Un incubateur de start-up pour relancer l'innovation

Zurich (awp) - Confrontés à une obsolescence toujours plus rapide, aux difficultés de mettre au point de nouvelles molécules contre des maladies toujours plus complexes et surtout à des frais d'études cliniques toujours plus onéreux, les grands groupes pharmaceutiques peinent à développer des produit réellement nouveaux. Les start-up pourraient prendre le relai, mais manquent souvent de moyens.

"La pharmaceutique présente un énorme problème d'innovation", déplore George Haour, professeur à l'institut de développement des capacités de gestion IMD. "Les grandes entreprises se révèlent peu efficaces, tandis que les petites ne sont pas suffisamment armées", résume l'académicien.

Les grands acteurs du secteur tendent à se borner à recopier des substances existantes. Les jeunes pousses constituent à ce niveau une alternative que ces grands groupes devraient exploiter plus activement, estime M. Haour, qui juge la Suisse bon élève en la matière au regard des autres pays européens, quoique trop bureaucratique.

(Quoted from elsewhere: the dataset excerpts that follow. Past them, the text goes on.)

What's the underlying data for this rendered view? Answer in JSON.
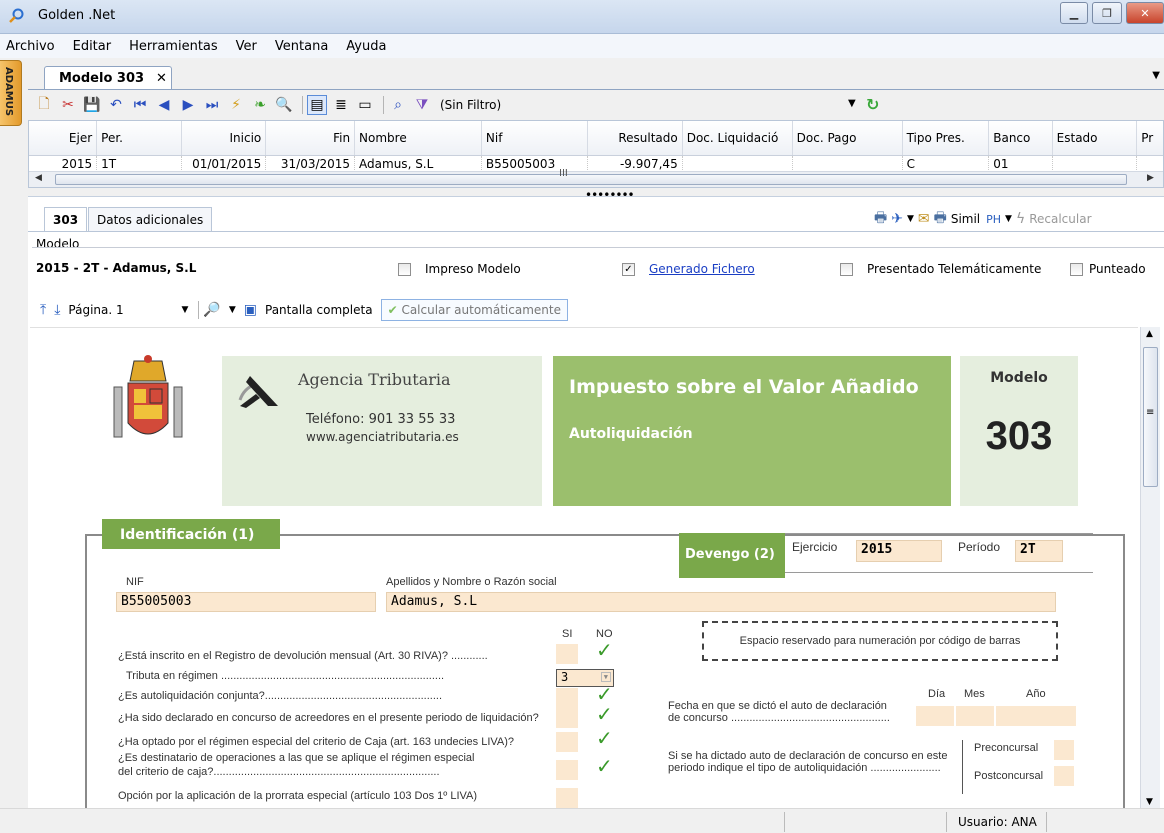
{
  "window": {
    "title": "Golden .Net"
  },
  "menu": [
    "Archivo",
    "Editar",
    "Herramientas",
    "Ver",
    "Ventana",
    "Ayuda"
  ],
  "side_tab": "ADAMUS",
  "doc_tab": {
    "label": "Modelo 303",
    "close": "✕"
  },
  "toolbar": {
    "filter": "(Sin Filtro)"
  },
  "grid": {
    "headers": [
      "Ejer",
      "Per.",
      "Inicio",
      "Fin",
      "Nombre",
      "Nif",
      "Resultado",
      "Doc. Liquidació",
      "Doc. Pago",
      "Tipo Pres.",
      "Banco",
      "Estado",
      "Pr"
    ],
    "rows": [
      [
        "2015",
        "1T",
        "01/01/2015",
        "31/03/2015",
        "Adamus, S.L",
        "B55005003",
        "-9.907,45",
        "",
        "",
        "C",
        "01",
        "",
        ""
      ]
    ]
  },
  "subtabs": {
    "active": "303",
    "other": "Datos adicionales"
  },
  "right_tools": {
    "simil": "Simil",
    "recalc": "Recalcular"
  },
  "modelo": {
    "legend": "Modelo",
    "name": "2015 - 2T - Adamus, S.L",
    "impreso": "Impreso Modelo",
    "generado": "Generado Fichero",
    "presentado": "Presentado Telemáticamente",
    "punteado": "Punteado"
  },
  "viewer": {
    "pagina": "Página. 1",
    "pantalla": "Pantalla completa",
    "calcular": "Calcular automáticamente"
  },
  "form": {
    "agencia": "Agencia Tributaria",
    "telefono": "Teléfono: 901 33 55 33",
    "web": "www.agenciatributaria.es",
    "titulo": "Impuesto sobre el Valor Añadido",
    "subtitulo": "Autoliquidación",
    "modelo_label": "Modelo",
    "modelo_num": "303",
    "identificacion": "Identificación (1)",
    "devengo": "Devengo (2)",
    "ejercicio_label": "Ejercicio",
    "ejercicio": "2015",
    "periodo_label": "Período",
    "periodo": "2T",
    "nif_label": "NIF",
    "nif": "B55005003",
    "nombre_label": "Apellidos y Nombre o Razón social",
    "nombre": "Adamus, S.L",
    "si": "SI",
    "no": "NO",
    "barcode": "Espacio reservado para numeración por código de barras",
    "q1": "¿Está inscrito en el Registro de devolución mensual (Art. 30 RIVA)? ............",
    "q2": "Tributa en régimen .........................................................................",
    "q2_val": "3",
    "q3": "¿Es autoliquidación conjunta?..........................................................",
    "q4": "¿Ha sido declarado en concurso de acreedores en el presente periodo de liquidación?",
    "q5": "¿Ha optado por el régimen especial del criterio de Caja (art. 163 undecies LIVA)?",
    "q6a": "¿Es destinatario de operaciones a las que se aplique el régimen especial",
    "q6b": "del criterio de caja?..........................................................................",
    "q7": "Opción por la aplicación de la prorrata especial (artículo 103 Dos 1º LIVA)",
    "dia": "Día",
    "mes": "Mes",
    "anio": "Año",
    "fecha_a": "Fecha en que se dictó el auto de declaración",
    "fecha_b": "de concurso ....................................................",
    "auto_a": "Si se ha dictado auto de declaración de concurso en este",
    "auto_b": "periodo indique el tipo de autoliquidación .......................",
    "preconcursal": "Preconcursal",
    "postconcursal": "Postconcursal"
  },
  "status": {
    "user": "Usuario: ANA"
  }
}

"Dans le domaine médical, l'idée selon laquelle seules les grandes structures sont à même d'innover est fausse", confirme Bhupinder Bhullar, directeur de laboratoire à l'Institut de recherche biomédicale (NIBR) de Novartis. D'autant que la baisse du coûts des équipements nécessaires ouvre de nouvelles possibilités et que se multiplient les groupes de recherche participatifs en biologie (biohacking).

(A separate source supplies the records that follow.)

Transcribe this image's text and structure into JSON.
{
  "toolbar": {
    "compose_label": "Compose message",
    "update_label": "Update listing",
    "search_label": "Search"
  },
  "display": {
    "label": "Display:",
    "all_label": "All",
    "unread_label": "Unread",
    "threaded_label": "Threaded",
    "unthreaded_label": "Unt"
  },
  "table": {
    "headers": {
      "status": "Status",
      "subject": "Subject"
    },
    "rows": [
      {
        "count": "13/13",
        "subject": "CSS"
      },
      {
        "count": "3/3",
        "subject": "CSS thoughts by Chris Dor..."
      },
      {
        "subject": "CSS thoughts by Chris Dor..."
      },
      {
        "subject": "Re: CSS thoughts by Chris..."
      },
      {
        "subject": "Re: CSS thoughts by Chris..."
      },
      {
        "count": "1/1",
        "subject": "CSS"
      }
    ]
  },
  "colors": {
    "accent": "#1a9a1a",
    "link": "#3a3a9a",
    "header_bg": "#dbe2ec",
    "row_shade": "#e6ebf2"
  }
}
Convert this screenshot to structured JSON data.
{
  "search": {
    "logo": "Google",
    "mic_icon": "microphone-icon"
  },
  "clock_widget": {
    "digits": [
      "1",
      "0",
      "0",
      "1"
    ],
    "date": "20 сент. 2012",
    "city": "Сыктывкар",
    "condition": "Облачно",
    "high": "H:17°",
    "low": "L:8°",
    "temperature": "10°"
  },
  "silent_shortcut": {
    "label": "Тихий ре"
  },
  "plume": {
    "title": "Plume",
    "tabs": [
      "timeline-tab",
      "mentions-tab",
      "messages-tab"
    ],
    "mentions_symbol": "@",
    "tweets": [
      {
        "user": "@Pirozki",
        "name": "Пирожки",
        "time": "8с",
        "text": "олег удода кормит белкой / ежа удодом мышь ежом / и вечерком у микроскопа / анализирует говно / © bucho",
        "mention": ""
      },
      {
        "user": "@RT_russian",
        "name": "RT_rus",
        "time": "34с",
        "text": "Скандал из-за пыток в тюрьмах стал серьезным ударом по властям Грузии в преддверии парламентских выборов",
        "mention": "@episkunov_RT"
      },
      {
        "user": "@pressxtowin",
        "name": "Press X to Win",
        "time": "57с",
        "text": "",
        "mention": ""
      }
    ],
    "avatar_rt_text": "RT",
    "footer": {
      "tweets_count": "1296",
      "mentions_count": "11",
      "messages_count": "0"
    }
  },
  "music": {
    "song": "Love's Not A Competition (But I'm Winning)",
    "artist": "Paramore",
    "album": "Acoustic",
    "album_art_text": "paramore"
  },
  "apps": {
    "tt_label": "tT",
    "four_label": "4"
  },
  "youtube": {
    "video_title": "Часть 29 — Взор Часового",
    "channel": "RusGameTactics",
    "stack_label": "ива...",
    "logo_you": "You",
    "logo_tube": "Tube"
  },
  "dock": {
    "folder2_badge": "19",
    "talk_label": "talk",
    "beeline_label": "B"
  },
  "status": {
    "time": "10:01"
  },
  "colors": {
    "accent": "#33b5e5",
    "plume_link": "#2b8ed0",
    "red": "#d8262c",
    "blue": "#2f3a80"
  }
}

RACCOURCIR LES DÉLAIS DE COMMERCIALISATION

Comme tout laboratoire, Novartis entend réduire au maximum le délai de collaboration avec les jeunes pousses afin d'optimiser le temps nécessaire à la mise sur le marché de nouveaux traitements, poursuit le chercheur. Ne pouvant pas forcer l'innovation, le géant rhénan travaille depuis plus de dix ans à la mise en place des meilleures conditions pour son avènement et au développement du dialogue avec les acteurs de l'innovation participative.

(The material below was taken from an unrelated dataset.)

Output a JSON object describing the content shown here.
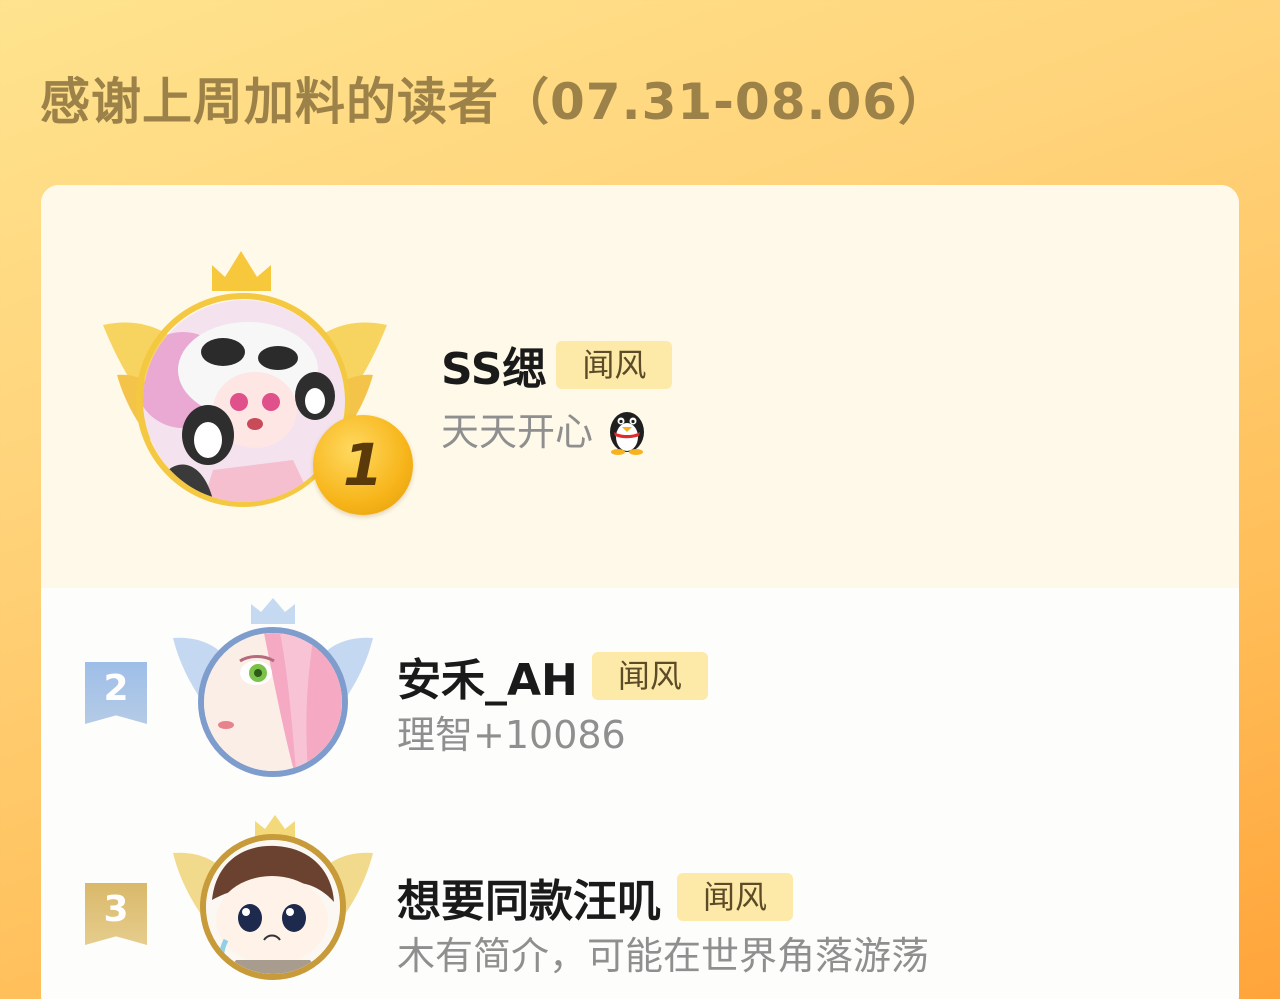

L'Innovation Forum, structure étudiante bénévole internationale fondée à Cambridge et qui a récemment pris pied au bord du Léman, fournit à des multinationales ses analyses sur les petites structures afin d'en faciliter le financement, explique Manuel Fankhauser, président de l'antenne lausannoise. Le réseau met également en relation des nombreuses disciplines qui participent de l'innovation et la constitution de ponts entre milieux académiques, industriels et politiques, le réseau.

Si une majorité de l'innovation produite actuellement se concentre sur les sciences de la vie, leur rayon d'action s'étend bien au delà. En témoigne la présentation au premier évènement de l'organisation mi-mars d'une machine à fabriquer des tortillas en capsules.